Submergée, c’est peu de le dire. J’essaie de rester à mon niveau, de garder la tête froide, d’autant plus que le film n’est encore sorti nulle part… Mais bon, c’est vrai que tous ces retours vraiment enthousiastes sont troublants, d’autant que c’est un drôle d’objet qui ne ressemble à rien de très connu. Mais pour l’instant ce n’est que l’avis des gens de l’industrie, de journalistes, d’un public assez pointu qui vient en festival à la recherche de films un peu étranges…
J’ai l’impression que tu as une conscience très aiguë de la manière dont tu veux apparaître dans les médias, avec ce look très étudié, le lexique que tu utilises dans les interviews à propos de Grave…
J’ai vraiment conscience de ce que Grave provoque chez les gens, en bon comme en mauvais d’ailleurs. Donc j’essaie de choisir des termes assez précis lorsqu’il faut évoquer ce projet. Vu qu’il est inclassiable, c’est moi qui suis le plus à même de le décrire, puisque je l’ai fabriqué. Alors oui je fais très attention dans le choix des mots, je suis même super intransigeante là-dessus, parce que je ne veux pas qu’il y ait tromperie sur « la marchandise ». J’insiste par exemple beaucoup pour qu’on ne dise pas que c’est un film d’horreur. Les gens qui viendront le voir pour avoir peur vont être terriblement déçus.

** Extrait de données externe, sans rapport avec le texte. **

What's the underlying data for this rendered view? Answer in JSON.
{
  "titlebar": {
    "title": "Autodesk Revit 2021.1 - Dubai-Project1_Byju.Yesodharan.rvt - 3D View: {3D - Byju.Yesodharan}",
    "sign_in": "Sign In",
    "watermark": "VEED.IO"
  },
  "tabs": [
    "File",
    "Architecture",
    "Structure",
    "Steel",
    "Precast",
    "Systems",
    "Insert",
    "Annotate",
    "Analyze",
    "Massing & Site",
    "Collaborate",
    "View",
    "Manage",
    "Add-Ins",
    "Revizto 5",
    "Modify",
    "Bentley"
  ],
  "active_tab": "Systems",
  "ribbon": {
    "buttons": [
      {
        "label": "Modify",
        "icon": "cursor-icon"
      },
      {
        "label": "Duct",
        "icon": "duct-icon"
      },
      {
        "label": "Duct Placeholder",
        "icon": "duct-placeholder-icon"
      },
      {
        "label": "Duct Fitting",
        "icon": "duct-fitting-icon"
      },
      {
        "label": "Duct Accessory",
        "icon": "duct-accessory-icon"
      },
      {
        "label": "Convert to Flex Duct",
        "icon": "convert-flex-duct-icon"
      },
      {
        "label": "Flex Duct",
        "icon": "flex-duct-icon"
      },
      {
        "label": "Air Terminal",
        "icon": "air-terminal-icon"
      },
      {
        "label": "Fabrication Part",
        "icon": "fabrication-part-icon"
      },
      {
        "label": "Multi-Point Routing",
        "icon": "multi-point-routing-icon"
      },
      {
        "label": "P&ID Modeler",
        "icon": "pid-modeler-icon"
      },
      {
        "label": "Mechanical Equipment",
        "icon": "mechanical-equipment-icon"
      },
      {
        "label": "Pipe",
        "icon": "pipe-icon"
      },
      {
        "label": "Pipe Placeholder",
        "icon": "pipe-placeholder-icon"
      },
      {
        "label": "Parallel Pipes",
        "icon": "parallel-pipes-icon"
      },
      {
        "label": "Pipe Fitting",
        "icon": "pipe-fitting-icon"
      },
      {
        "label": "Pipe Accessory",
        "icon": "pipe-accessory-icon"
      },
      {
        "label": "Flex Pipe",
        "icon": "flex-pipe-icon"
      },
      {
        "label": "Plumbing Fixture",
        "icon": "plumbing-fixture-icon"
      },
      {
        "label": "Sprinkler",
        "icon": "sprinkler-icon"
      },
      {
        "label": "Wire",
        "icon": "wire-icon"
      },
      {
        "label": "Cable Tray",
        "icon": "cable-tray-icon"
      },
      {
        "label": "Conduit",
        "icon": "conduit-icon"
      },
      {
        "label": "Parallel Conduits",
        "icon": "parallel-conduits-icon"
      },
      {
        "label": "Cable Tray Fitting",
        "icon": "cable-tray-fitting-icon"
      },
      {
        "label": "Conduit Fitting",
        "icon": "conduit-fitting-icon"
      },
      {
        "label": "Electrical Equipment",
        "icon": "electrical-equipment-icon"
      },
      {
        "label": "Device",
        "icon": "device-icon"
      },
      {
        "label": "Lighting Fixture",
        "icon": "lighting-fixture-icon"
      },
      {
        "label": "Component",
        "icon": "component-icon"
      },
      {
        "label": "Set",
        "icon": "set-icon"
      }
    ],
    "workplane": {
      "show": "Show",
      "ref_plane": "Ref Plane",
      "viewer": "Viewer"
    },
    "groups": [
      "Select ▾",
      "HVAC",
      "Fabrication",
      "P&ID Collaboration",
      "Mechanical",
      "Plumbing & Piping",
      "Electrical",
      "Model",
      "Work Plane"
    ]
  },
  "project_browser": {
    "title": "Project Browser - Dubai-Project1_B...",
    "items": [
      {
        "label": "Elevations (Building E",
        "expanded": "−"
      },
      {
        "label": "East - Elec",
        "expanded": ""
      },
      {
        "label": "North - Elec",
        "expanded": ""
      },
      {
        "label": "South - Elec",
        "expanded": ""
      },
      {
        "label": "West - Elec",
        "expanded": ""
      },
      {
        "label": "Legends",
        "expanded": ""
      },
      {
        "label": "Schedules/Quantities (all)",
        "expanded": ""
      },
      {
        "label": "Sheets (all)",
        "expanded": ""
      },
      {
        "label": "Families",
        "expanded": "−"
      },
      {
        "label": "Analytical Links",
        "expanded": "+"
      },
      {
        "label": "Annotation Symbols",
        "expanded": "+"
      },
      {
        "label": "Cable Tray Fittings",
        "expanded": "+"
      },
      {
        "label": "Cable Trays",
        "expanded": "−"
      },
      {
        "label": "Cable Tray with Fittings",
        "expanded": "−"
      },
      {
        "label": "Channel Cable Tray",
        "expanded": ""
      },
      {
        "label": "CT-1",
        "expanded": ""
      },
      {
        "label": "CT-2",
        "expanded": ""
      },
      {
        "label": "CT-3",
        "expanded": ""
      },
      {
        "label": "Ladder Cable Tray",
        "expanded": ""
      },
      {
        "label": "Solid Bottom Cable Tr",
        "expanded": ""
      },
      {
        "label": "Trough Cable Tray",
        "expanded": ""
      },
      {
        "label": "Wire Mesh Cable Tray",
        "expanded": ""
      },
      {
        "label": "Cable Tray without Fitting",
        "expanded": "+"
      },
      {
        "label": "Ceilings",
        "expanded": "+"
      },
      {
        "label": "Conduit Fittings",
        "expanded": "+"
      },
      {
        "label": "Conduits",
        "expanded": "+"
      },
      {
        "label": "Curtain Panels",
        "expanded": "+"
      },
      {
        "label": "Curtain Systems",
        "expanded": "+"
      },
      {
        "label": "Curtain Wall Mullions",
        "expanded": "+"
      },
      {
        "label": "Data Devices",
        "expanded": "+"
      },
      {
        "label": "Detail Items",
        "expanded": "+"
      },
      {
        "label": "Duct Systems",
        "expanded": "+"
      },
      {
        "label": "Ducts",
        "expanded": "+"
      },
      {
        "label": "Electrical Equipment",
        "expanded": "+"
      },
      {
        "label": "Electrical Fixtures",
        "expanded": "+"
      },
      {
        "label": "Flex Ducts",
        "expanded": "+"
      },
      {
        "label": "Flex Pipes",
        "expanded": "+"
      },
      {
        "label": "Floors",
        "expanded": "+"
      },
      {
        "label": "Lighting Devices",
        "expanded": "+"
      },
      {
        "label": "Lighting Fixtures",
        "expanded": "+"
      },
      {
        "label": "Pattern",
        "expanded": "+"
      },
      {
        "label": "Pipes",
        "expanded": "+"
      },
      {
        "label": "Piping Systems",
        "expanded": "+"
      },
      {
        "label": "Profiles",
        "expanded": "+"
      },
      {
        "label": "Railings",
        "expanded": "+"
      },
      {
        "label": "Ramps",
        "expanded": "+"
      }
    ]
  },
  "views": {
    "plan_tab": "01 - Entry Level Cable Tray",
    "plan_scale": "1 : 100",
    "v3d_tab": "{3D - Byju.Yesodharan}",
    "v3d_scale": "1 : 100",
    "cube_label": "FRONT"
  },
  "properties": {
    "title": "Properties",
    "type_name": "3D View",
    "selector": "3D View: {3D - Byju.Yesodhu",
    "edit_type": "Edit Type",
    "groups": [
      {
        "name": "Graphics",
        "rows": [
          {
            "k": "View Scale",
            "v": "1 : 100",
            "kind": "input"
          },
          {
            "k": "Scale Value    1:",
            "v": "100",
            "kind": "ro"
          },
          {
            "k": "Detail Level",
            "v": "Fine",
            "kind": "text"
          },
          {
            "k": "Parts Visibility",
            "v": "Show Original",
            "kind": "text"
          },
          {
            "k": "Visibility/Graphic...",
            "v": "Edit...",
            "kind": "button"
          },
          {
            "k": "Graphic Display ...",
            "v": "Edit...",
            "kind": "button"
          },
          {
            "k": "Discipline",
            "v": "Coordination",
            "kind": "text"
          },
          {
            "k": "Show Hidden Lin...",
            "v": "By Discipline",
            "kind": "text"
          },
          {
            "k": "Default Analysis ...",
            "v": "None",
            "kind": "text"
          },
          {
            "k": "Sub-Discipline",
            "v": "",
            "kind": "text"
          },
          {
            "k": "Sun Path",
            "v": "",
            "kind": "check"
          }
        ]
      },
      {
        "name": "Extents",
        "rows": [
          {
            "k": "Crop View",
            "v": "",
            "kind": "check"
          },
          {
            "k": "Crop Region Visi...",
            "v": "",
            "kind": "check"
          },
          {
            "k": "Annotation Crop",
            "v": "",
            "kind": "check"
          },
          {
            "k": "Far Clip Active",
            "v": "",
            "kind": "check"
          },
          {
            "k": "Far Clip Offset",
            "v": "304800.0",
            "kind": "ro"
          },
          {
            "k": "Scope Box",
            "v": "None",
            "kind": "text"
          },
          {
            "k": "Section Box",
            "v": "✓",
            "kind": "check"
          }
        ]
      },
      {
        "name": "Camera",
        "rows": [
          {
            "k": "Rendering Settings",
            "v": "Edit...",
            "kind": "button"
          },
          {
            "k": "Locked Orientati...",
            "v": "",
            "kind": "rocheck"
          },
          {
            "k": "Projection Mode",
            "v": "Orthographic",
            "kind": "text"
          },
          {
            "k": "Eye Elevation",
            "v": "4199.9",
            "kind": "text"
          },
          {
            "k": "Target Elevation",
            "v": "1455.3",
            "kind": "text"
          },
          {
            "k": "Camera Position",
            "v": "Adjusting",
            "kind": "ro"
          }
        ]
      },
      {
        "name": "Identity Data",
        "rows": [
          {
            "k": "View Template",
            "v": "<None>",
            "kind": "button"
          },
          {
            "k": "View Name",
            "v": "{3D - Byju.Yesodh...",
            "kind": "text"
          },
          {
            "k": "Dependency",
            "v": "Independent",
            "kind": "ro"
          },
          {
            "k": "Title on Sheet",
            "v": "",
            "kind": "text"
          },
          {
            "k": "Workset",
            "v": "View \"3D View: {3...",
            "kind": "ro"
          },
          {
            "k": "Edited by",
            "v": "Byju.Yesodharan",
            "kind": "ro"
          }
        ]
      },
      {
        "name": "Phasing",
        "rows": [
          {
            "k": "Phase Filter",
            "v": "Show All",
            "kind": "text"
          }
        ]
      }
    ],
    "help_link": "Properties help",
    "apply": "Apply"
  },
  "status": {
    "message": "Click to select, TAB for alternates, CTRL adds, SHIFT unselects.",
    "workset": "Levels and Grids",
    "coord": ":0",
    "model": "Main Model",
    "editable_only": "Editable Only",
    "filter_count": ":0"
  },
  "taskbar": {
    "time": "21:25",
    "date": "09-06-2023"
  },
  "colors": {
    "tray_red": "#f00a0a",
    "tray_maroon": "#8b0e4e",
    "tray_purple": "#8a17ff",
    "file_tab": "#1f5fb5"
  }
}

C’est vraiment un film « cross-over ». Après pour ce qui est de mon image, j’avoue que je ne sais pas trop quoi te dire là-dessus…
Tu sembles la bosser avec pas mal de soin, mais ça n’a rien d’une critique : le look fait aussi partie de la mystique d’un metteur en scène. Ce n’est pas réservé qu’aux rockstars.
Ça n’a rien de conscient, très honnêtement. Ca fait des années que je m’habille en noir, je suis beaucoup plus à l’aise comme ça, voilà tout. Ce n’est pas du tout pour devenir une tête de gondole ou une icône pour magazine, ce look. De toutes façons, je ne veux pas rentrer là-dedans, je ne veux pas réfléchir en termes de « mystique » comme tu dis, je serais bien bête de le faire en ayant tout juste réalisé un seul long. Quitte à paraître chiante, c’est plutôt la valeur travail qui m’obsède : me démener et bosser comme une dingue pour être fière de mon prochain film.
Le fait que le film ait beaucoup voyagé à travers le monde et qu’à chaque présentation le buzz gonflait un peu plus ne t’a jamais effrayée ?
Pas vraiment, pourquoi ? J’aurais dû ?
Ça peut en un sens fragiliser le film. Moi, je l’ai découvert en n’en attendant rien et j’ai été cueilli. Mais je me pose la question du point de vue des gens à qui l’on dit depuis presque un an que c’est une bombe. Grave peut-il survivre à cette hype ?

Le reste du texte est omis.